After they examine your employment, a mortgage company will examine your income.  They like to see consistent monthly income. Usually they will look at your paystubs and W2s.  Some mortgage companies will average your income from the past two years and then determine your average monthly income. Other companies will use their own formulas.  Overtime, bonuses, and commissions may not be counted fully in your monthly average. Mortgage companies try to determine what it is you are really bringing in every month.  They look at your gross monthly income not your net. Once the gross monthly income is calculated, they compare it to a few of your monthly payments: housing, installment loans, and credit card payments.  Basically they are looking at your proposed mortgage payment and any other monthly payments showing up on your credit report including alimony and child support.  Now they calculate your debt to income (DTI) ratio.  Most lenders are looking for a ratio below 40 percent.  Some require a lower DTI and some go as high as 55 percent.
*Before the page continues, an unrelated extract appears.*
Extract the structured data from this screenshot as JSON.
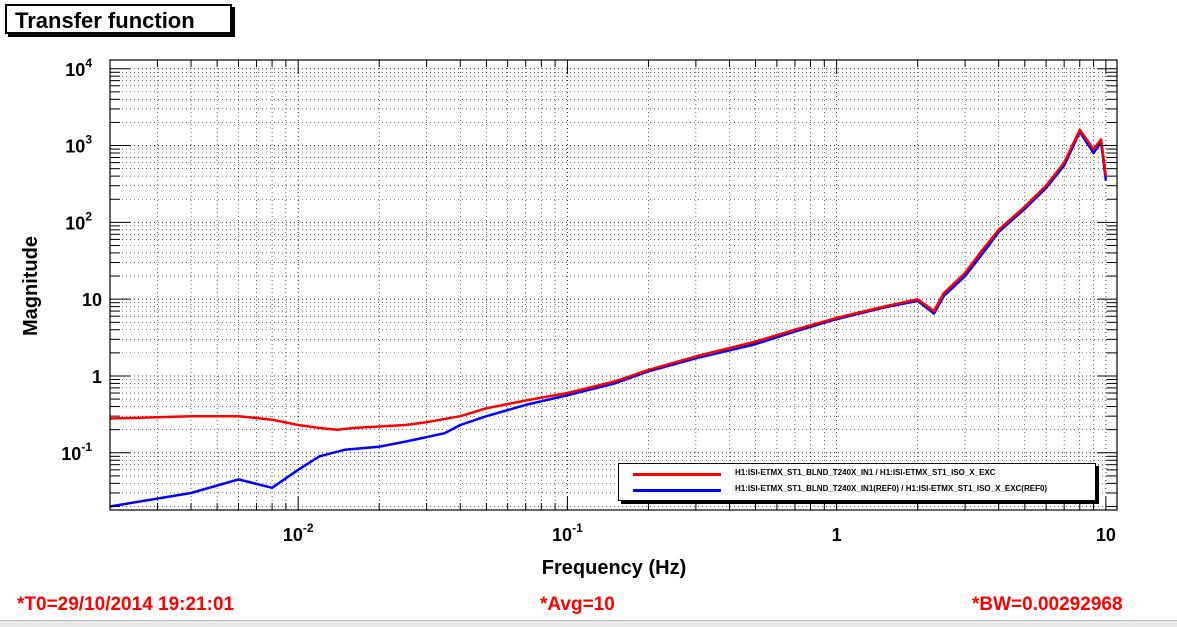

Next, a mortgage company looks at your assets. Here they want to see that you have liquid assets you could immediately access should something happen. For example, if you lost your job, would you be able to make your mortgage payment until you found a new one? Most lenders want to see a specific minimun in your checking or savings account. Usually that number is 6 months of your full mortgage payment (the new payment the new loan will give you; not what you are currently paying).  That includes taxes and insurance for all six months.  Mortgage companies will typically only count about 70 percent of a retirement account. This is because of the additional taxes and penalties you will likely pay if you access the money early.  Mortgage companies refer to your assets as reserves. And they typically want to see that these reserves are “sourced and seasoned”.  This means that they want to see that you have had the money for at least two months. This way they know that you didn’t just borrow the money from a relative and will give the money back as soon as the loan closes.

There are few borrowers who apply for a mortgage and meet all of these qualifications perfectly.  So the important thing is to show the mortgage company the entire picture. Your loan officer can help you do this. So your best bet is to be entirely upfront with your loan officer and help him or her to package your application in the most attractive way possible.